Main stories in the poems of Homer
The Iliad details the history of the Trojan War, motivated by the abduction of Helen, the wife of Menelaus, king of Sparta. Prince Paris, of Troy, was the author of the kidnapping.
Consequently, Agamemnon, Menelaus’ brother, decides to avenge his brother’s honor and declare war on the Trojans.
The Iliad has more than 16,000 verses, predominantly focused on the narrative of Achilles’ revenge and anger against the Trojans.
For its part, the Odyssey narrates the adventures of Ulysses, king of the Island of Ithaca and one of the most ingenious combatants of the Spartan army, after the fall of Troy.
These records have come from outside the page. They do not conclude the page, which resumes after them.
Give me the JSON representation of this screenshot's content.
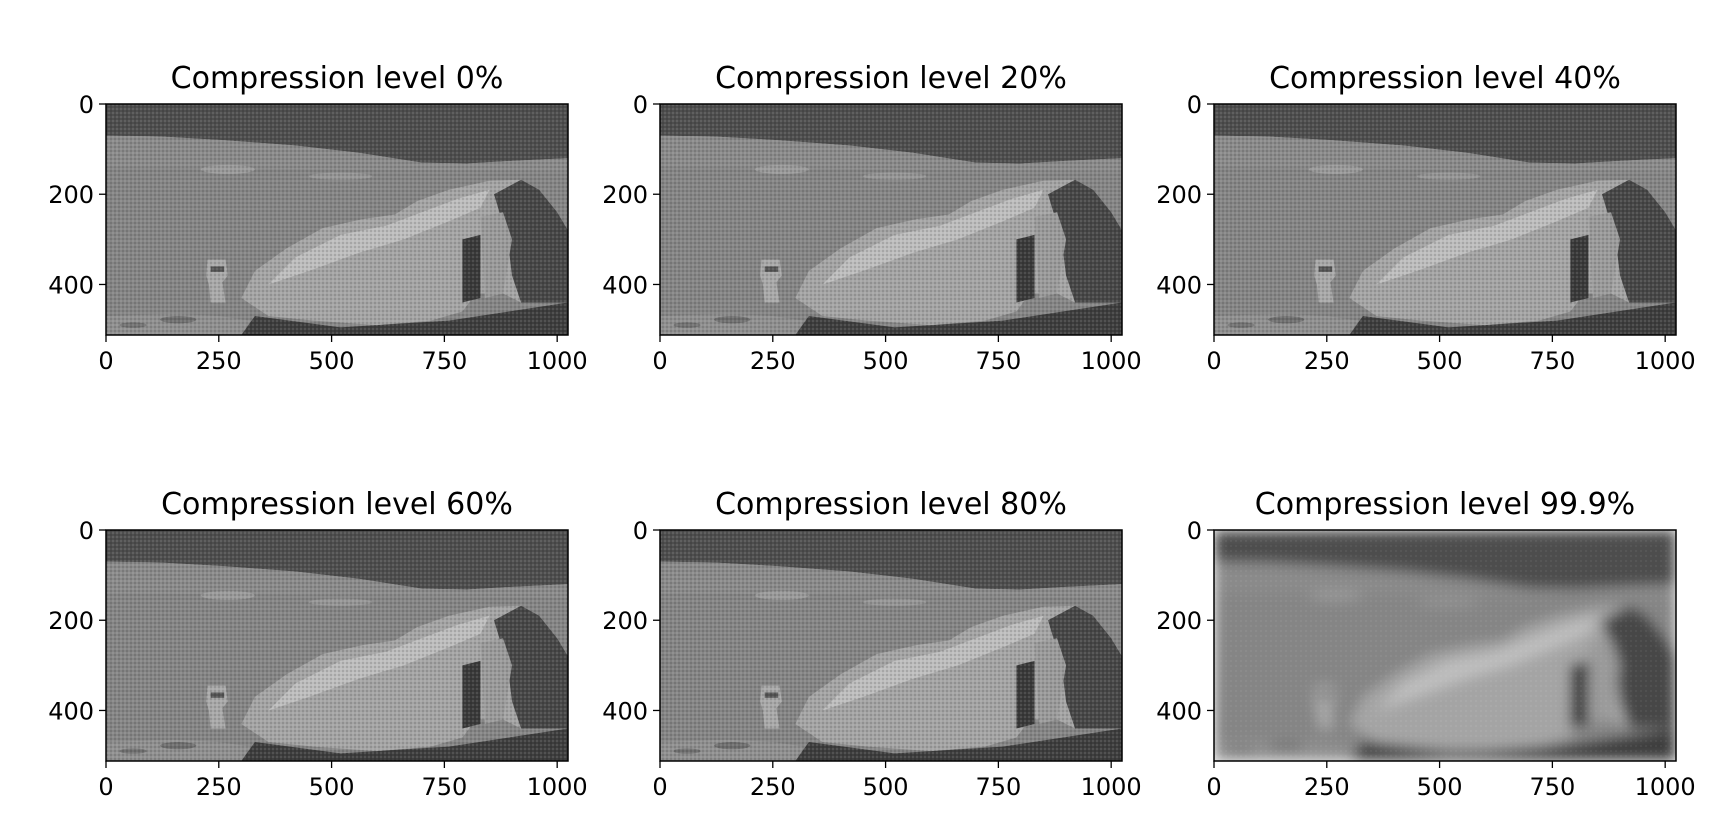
{
  "chart_data": [
    {
      "type": "image",
      "title": "Compression level 0%",
      "compression_percent": 0,
      "xlim": [
        0,
        1024
      ],
      "ylim": [
        512,
        0
      ],
      "xticks": [
        0,
        250,
        500,
        750,
        1000
      ],
      "yticks": [
        0,
        200,
        400
      ],
      "xtick_labels": [
        "0",
        "250",
        "500",
        "750",
        "1000"
      ],
      "ytick_labels": [
        "0",
        "200",
        "400"
      ]
    },
    {
      "type": "image",
      "title": "Compression level 20%",
      "compression_percent": 20,
      "xlim": [
        0,
        1024
      ],
      "ylim": [
        512,
        0
      ],
      "xticks": [
        0,
        250,
        500,
        750,
        1000
      ],
      "yticks": [
        0,
        200,
        400
      ],
      "xtick_labels": [
        "0",
        "250",
        "500",
        "750",
        "1000"
      ],
      "ytick_labels": [
        "0",
        "200",
        "400"
      ]
    },
    {
      "type": "image",
      "title": "Compression level 40%",
      "compression_percent": 40,
      "xlim": [
        0,
        1024
      ],
      "ylim": [
        512,
        0
      ],
      "xticks": [
        0,
        250,
        500,
        750,
        1000
      ],
      "yticks": [
        0,
        200,
        400
      ],
      "xtick_labels": [
        "0",
        "250",
        "500",
        "750",
        "1000"
      ],
      "ytick_labels": [
        "0",
        "200",
        "400"
      ]
    },
    {
      "type": "image",
      "title": "Compression level 60%",
      "compression_percent": 60,
      "xlim": [
        0,
        1024
      ],
      "ylim": [
        512,
        0
      ],
      "xticks": [
        0,
        250,
        500,
        750,
        1000
      ],
      "yticks": [
        0,
        200,
        400
      ],
      "xtick_labels": [
        "0",
        "250",
        "500",
        "750",
        "1000"
      ],
      "ytick_labels": [
        "0",
        "200",
        "400"
      ]
    },
    {
      "type": "image",
      "title": "Compression level 80%",
      "compression_percent": 80,
      "xlim": [
        0,
        1024
      ],
      "ylim": [
        512,
        0
      ],
      "xticks": [
        0,
        250,
        500,
        750,
        1000
      ],
      "yticks": [
        0,
        200,
        400
      ],
      "xtick_labels": [
        "0",
        "250",
        "500",
        "750",
        "1000"
      ],
      "ytick_labels": [
        "0",
        "200",
        "400"
      ]
    },
    {
      "type": "image",
      "title": "Compression level 99.9%",
      "compression_percent": 99.9,
      "xlim": [
        0,
        1024
      ],
      "ylim": [
        512,
        0
      ],
      "xticks": [
        0,
        250,
        500,
        750,
        1000
      ],
      "yticks": [
        0,
        200,
        400
      ],
      "xtick_labels": [
        "0",
        "250",
        "500",
        "750",
        "1000"
      ],
      "ytick_labels": [
        "0",
        "200",
        "400"
      ]
    }
  ]
}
Ulysses took more than 20 years to return to his land. Of those 20 years, 10 were of constant struggle in the Trojan War; and for the remaining 10 years he was lost on the high seas for having disturbed Poseidon.
The stories of the Iliad are full of fantastic stories, of the presence of Greek gods (Zeus, Poseidon, Athena, Aphrodite, etc.) and of demi-gods, like Achilles, at the foot of battle.
In the Odyssey , Ulysses had to face multiple dangers: attacks by cyclones, cyclops, strong waves, and even fight against the charms of the sorceress Circe, who held him captive for several years.
However, his cunning helped him through all those years of expertise and disagreements, until he was finally able to return to Ithaca to regain his home and honor.
The poems attributed to Homer are considered archetypes of Greek mythology, since they manage to collect all the oral traditions on this subject, and synthesize them precisely through prose.
Descriptive geographic accounts
Both works are characterized by the excessive use of literary resources such as metaphor and simile, coupled with the presence of highly descriptive stories in terms of geography and landscapes.
There is no doubt about the influence of Homer on classical literature, not only seen from antiquity, but also on later manifestations in Western literature.